The news that 8-year-old Osher Twito had lost his leg in a rocket attack on Sderot sent shock waves around the country. Soon after the attack, a retired general, one of our heroes of old, called me up and gave vent to what all Israel was feeling that night. Why don't we go in there and blast them to kingdom come? What else has to happen for us to bomb their neighborhoods and blow them to bits?
Sderot has been under fire for seven years. Most of the time - in the early years, at least - the shelling was clumsy and off the mark. The residents of Ramat Aviv don't know the feeling, but even so, it is not exactly fun to go to sleep or leave for work day after day, year after year, with your stomach in knots. There is always a risk of tragedy, such as a kindergarten taking a direct hit, and that, according to military criteria, is grounds for massive retaliation. The army's basic mistake from the start was to view Qassams through the lens of statistics. Even when they miss the target, the damage inflicted on a whole city by the constant threat of attack can be just as great. It's strange that Ariel Sharon, who never passed up an opportunity to get rid of a few Arabs, ignored the Qassams when he evacuated Gush Katif. Maybe, as time went on, he had hopes that Israeli withdrawal would whet the Gazans' appetite for a normal life.

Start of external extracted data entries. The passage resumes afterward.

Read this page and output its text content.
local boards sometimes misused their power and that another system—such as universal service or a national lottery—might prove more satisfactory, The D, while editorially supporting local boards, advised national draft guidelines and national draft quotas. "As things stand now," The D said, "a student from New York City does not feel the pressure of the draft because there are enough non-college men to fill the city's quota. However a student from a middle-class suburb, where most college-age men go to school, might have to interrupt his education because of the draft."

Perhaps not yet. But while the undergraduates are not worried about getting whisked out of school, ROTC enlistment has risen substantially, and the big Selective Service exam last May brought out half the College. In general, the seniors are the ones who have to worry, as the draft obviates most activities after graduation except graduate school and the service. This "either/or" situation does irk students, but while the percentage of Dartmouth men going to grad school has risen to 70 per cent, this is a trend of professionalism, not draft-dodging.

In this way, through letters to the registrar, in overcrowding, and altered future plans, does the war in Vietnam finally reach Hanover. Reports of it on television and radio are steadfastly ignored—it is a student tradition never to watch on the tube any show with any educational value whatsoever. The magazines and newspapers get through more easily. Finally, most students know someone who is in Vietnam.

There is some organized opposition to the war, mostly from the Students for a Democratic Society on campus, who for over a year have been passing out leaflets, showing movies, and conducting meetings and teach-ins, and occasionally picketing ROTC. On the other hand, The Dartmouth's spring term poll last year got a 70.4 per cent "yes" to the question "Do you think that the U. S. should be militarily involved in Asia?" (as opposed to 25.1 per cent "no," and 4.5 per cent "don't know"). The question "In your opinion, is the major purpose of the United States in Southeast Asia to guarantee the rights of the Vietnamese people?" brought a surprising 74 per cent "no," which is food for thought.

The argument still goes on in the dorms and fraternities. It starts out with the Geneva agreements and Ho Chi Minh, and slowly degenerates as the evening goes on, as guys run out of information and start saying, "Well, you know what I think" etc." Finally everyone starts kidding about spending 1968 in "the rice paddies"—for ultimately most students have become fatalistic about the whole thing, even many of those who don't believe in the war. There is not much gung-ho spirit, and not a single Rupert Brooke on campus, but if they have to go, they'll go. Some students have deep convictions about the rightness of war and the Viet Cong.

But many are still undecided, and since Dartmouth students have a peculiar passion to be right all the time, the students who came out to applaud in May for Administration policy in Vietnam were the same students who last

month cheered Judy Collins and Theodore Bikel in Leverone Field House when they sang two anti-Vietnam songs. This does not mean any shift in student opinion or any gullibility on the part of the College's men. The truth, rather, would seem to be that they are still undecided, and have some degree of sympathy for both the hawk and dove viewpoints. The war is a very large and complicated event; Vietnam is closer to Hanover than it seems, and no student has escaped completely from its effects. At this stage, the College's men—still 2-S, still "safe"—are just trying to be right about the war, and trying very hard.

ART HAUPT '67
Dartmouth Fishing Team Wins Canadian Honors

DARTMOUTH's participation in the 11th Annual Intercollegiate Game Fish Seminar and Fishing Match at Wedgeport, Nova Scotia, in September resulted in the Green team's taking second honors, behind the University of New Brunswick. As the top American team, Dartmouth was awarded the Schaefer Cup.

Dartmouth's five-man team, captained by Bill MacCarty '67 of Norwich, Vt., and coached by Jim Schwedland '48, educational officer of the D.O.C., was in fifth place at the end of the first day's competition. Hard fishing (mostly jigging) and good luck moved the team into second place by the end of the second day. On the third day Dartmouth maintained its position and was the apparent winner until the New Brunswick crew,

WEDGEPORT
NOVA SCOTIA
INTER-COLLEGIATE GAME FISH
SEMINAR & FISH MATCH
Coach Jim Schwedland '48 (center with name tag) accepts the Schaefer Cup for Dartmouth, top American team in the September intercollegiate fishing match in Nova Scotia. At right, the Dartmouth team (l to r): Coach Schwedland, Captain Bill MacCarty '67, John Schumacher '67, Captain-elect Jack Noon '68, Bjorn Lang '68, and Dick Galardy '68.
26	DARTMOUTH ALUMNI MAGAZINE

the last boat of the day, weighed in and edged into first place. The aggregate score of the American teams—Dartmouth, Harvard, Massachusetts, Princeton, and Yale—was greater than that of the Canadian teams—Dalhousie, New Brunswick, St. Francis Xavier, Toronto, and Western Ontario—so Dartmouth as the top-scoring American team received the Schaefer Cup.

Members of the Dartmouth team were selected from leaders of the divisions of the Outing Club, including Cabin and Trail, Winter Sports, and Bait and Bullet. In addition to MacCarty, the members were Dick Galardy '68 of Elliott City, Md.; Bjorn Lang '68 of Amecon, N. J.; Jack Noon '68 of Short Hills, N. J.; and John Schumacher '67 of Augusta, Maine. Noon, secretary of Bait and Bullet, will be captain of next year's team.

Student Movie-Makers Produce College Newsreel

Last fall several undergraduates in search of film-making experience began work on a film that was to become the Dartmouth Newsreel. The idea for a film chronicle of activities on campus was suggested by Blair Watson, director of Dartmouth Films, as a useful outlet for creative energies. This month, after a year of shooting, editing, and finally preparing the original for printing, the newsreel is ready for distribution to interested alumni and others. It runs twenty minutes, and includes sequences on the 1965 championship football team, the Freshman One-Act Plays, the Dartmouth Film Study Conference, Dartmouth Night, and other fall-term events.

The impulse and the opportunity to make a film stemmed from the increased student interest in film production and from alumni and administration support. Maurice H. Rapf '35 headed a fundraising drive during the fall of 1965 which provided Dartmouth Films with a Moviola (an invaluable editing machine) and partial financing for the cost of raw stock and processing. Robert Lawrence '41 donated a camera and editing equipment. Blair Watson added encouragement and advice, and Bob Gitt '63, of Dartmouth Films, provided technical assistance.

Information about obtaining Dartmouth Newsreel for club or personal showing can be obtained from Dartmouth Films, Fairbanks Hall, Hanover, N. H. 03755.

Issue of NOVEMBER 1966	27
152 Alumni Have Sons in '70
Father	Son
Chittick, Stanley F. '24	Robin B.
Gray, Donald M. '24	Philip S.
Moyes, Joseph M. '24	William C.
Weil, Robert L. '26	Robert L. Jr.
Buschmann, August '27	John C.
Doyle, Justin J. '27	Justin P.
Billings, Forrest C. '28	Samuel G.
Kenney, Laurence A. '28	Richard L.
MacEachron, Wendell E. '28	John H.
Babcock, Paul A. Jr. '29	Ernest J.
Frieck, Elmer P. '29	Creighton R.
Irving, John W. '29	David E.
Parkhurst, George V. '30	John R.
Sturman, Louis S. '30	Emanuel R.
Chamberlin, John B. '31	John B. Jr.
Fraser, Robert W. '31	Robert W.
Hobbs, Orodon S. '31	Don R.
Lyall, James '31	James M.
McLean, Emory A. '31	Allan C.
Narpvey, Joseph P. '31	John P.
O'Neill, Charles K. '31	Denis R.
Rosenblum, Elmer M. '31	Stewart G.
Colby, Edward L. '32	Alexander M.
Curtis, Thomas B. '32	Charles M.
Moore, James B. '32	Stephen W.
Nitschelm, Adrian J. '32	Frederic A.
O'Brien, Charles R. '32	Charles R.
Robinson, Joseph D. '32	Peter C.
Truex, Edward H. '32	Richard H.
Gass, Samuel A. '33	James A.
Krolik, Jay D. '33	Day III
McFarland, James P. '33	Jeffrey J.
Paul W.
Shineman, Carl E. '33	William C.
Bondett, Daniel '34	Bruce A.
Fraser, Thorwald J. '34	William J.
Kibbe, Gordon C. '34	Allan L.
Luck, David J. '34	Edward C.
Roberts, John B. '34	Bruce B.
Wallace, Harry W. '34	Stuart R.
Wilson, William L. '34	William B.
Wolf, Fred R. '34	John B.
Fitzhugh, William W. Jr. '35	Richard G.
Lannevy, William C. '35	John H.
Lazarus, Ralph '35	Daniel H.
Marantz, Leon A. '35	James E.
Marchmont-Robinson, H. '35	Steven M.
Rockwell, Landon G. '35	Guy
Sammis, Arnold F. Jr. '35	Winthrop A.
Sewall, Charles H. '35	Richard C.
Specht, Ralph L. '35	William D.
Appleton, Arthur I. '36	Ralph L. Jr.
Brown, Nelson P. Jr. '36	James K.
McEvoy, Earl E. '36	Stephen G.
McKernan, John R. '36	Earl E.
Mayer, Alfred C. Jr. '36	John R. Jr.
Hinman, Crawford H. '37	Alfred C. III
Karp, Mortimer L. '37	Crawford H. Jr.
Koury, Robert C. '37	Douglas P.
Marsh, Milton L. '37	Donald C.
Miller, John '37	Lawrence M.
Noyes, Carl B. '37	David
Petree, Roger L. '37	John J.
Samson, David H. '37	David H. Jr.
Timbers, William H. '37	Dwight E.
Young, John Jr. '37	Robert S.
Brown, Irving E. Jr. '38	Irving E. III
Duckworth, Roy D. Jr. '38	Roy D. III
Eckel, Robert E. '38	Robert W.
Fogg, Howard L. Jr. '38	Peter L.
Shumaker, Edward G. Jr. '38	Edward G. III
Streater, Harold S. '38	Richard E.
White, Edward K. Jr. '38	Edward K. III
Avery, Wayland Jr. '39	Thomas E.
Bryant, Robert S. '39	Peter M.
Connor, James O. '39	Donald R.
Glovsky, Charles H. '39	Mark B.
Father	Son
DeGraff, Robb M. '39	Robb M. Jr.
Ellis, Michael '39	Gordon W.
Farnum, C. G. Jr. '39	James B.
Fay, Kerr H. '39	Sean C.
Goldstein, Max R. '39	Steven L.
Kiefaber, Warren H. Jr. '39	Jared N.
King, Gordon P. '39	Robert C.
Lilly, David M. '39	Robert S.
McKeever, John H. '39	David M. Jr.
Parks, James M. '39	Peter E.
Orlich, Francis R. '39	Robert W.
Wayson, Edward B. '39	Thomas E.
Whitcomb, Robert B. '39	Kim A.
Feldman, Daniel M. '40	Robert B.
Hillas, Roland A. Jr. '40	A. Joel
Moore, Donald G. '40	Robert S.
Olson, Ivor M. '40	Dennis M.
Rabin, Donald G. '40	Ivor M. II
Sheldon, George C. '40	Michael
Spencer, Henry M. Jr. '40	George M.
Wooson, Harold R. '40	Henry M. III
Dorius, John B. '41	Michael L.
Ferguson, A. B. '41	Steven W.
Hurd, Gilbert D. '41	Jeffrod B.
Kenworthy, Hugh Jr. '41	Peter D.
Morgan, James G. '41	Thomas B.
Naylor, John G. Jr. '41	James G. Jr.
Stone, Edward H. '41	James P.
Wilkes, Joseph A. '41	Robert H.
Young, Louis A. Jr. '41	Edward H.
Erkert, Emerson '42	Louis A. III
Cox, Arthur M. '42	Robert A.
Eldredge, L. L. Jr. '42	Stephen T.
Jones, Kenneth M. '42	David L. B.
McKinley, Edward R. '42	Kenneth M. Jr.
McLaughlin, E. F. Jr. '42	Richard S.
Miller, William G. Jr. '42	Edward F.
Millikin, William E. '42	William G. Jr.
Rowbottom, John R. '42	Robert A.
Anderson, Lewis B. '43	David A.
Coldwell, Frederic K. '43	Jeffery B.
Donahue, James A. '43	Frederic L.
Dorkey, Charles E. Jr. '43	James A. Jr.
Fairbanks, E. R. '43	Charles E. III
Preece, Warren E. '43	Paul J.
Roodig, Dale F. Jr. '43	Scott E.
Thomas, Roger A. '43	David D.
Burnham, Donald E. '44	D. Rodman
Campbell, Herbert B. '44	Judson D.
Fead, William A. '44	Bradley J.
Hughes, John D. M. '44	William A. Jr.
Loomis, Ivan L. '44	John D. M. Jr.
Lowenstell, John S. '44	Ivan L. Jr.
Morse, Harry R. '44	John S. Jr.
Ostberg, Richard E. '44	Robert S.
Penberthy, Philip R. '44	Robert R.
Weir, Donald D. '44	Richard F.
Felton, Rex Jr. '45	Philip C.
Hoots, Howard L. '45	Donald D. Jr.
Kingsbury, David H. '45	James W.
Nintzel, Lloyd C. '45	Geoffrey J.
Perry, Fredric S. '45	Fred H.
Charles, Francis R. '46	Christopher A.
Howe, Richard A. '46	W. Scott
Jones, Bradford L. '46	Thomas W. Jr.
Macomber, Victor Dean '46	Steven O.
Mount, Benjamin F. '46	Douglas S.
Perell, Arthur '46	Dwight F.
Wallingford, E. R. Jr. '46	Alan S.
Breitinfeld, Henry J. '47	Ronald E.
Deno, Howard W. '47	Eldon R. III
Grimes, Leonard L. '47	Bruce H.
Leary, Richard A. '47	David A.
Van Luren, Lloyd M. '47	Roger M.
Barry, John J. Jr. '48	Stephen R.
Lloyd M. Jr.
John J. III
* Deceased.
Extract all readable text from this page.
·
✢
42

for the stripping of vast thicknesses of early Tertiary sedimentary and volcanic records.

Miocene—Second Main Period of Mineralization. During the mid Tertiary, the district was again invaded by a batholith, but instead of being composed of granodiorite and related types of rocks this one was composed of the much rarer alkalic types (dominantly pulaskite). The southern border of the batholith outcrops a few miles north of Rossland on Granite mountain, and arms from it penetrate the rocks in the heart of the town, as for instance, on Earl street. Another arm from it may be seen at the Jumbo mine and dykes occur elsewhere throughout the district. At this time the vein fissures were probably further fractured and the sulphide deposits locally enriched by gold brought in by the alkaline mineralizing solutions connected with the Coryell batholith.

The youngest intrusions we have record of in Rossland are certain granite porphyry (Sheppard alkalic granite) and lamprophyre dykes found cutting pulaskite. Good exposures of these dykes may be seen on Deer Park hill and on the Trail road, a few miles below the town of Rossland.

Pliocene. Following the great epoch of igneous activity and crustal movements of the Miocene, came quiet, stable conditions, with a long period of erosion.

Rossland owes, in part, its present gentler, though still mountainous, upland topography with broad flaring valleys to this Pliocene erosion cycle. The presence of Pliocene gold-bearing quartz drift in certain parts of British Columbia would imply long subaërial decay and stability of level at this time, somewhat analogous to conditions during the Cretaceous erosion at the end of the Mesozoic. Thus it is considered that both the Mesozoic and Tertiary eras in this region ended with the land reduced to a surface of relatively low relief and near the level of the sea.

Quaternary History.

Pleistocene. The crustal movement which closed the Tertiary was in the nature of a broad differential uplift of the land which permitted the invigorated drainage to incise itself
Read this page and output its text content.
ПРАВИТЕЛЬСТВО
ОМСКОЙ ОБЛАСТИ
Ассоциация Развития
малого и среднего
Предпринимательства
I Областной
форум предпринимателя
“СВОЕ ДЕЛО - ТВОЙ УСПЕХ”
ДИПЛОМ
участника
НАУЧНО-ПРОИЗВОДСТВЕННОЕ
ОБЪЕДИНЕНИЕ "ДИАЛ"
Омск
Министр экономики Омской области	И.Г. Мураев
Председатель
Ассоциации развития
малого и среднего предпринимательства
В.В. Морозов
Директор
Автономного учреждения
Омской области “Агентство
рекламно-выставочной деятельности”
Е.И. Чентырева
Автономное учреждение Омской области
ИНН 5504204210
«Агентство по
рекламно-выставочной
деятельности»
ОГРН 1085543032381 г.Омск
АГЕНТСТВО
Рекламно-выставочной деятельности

When the first intifada erupted in 1987, then-chief of staff Dan Shomron handed out copies of Alistair Horne's book "A Savage War for Peace" to all his generals. The moral of this book, which explores the struggle of the FLN against French rule in Algeria, is that you can't beat a guerilla movement. Like the French, who quit Algeria in the end, Israel left Gaza. But Gaza, as part of a future Palestinian state, must also be committed to Bush's vision of two states for two peoples.